Bekannt ist, dass sie intensiv am Gesetz mitgearbeitet und ihm im Parlament mit ihren vielen Interessenvertretern zum Durchbruch verholfen haben. Neu ist, dass sie ihre Gegner auch mit anderen Mitteln zu überzeugen versuchen. Das zeigte sich gestern an einer Medienkonferenz des Nein-Komitees. Ein Journalist fragte FDP-Nationalrat Marcel ­Dobler (SG), einen Gegner der ersten Stunde, wie er die Lobbyaktivitäten miterlebt habe. Doblers Antwort: Er habe von der Gegenseite eine Woche nach Zustandekommen des Referendums ein «Angebot» erhalten.

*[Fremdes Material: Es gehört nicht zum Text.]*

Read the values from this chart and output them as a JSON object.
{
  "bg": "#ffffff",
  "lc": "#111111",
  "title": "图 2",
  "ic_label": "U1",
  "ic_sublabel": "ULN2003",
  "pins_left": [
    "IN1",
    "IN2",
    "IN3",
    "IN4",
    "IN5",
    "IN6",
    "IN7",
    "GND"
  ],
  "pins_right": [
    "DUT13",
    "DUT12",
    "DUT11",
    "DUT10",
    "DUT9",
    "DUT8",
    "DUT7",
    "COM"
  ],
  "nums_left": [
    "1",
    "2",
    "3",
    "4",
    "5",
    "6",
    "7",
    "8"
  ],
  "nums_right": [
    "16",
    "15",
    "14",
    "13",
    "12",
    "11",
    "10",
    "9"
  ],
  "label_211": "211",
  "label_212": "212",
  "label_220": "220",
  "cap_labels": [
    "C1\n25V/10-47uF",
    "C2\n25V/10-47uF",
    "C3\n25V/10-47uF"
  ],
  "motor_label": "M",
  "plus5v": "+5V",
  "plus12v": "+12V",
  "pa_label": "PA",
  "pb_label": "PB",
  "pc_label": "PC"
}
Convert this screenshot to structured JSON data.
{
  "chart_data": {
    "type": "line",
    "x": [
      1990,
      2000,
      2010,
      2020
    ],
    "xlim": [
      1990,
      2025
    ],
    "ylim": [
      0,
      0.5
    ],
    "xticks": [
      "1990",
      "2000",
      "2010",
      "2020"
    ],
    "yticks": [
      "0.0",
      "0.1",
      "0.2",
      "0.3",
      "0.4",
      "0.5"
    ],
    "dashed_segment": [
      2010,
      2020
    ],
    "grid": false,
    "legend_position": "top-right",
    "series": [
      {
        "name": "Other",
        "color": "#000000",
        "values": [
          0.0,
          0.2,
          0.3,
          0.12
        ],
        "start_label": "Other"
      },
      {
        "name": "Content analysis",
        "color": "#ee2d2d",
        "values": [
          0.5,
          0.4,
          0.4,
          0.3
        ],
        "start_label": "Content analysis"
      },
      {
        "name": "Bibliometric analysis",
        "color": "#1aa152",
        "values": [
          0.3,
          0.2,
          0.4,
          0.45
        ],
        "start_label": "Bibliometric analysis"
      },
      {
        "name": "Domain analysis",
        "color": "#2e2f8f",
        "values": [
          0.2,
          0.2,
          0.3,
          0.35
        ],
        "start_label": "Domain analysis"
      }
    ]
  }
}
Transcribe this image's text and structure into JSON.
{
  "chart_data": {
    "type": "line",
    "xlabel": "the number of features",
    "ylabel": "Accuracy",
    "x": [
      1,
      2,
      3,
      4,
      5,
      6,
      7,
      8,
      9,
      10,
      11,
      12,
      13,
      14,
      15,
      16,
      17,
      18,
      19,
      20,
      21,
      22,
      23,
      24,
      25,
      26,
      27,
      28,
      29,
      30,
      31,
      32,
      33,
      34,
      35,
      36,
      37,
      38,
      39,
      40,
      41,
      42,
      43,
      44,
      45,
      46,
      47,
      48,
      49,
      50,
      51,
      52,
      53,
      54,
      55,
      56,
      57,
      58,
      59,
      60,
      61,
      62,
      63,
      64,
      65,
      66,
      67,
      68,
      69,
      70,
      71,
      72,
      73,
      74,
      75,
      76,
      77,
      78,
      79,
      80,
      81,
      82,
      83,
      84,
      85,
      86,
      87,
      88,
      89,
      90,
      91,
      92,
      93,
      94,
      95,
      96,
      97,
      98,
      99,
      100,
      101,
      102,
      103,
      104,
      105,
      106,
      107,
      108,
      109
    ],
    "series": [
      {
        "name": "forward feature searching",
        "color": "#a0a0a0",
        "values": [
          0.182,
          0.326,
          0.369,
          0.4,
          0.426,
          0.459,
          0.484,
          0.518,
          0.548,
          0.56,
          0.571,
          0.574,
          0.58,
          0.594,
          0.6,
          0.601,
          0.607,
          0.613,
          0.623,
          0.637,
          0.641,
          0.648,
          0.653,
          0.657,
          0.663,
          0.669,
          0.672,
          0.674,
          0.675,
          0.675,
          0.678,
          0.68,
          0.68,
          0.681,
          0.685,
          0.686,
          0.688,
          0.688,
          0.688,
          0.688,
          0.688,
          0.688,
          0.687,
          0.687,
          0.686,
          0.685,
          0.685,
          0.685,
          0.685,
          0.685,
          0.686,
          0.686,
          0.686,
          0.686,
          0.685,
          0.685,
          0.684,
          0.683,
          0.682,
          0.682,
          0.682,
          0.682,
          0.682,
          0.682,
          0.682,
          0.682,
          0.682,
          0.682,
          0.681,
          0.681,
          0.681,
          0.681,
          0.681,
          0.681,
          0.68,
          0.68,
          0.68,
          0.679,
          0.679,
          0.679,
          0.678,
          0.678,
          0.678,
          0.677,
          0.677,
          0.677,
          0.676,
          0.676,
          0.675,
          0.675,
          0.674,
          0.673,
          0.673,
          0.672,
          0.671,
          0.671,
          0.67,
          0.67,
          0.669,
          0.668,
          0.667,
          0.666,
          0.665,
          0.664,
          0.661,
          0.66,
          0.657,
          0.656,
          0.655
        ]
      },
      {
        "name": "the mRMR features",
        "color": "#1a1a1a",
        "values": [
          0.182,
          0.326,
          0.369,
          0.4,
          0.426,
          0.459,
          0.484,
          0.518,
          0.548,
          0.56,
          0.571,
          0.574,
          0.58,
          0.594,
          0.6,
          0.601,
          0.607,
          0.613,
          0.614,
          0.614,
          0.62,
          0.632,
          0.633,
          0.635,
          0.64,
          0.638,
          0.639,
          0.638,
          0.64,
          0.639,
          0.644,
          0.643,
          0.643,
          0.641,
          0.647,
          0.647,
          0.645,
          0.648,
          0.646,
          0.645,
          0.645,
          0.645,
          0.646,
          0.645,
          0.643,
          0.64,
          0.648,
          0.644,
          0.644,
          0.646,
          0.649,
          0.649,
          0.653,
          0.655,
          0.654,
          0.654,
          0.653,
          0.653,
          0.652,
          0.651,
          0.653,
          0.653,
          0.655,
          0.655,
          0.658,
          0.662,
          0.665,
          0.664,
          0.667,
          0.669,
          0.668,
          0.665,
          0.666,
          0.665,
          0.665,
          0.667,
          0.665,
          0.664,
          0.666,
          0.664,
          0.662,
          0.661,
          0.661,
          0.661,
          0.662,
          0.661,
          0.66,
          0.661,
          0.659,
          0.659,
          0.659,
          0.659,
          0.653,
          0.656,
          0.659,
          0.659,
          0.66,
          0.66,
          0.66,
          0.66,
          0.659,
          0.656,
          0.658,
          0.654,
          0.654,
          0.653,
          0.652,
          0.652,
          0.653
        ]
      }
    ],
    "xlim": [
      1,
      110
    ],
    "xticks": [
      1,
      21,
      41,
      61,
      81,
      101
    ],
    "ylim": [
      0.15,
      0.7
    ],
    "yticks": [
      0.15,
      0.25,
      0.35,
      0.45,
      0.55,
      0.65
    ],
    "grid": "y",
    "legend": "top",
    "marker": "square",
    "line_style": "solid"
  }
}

Auf Nachfrage präzisierte er, ein Casino habe ihm einen Verwaltungsratssitz offeriert. Welches, sagte er nicht. Das Casino habe die Anfrage nicht explizit mit dem Geldspielgesetz verbunden. Doch aufgrund des Zeitpunkts ist der Fall für Dobler klar: «Man wollte verhindern, dass ich mich gegen das Gesetz engagiere.» Wenige Wochen vorher hatte er in der Schlussabstimmung des Nationalrats als einer von nur fünf Freisinnigen gegen das neue Gesetz gestimmt.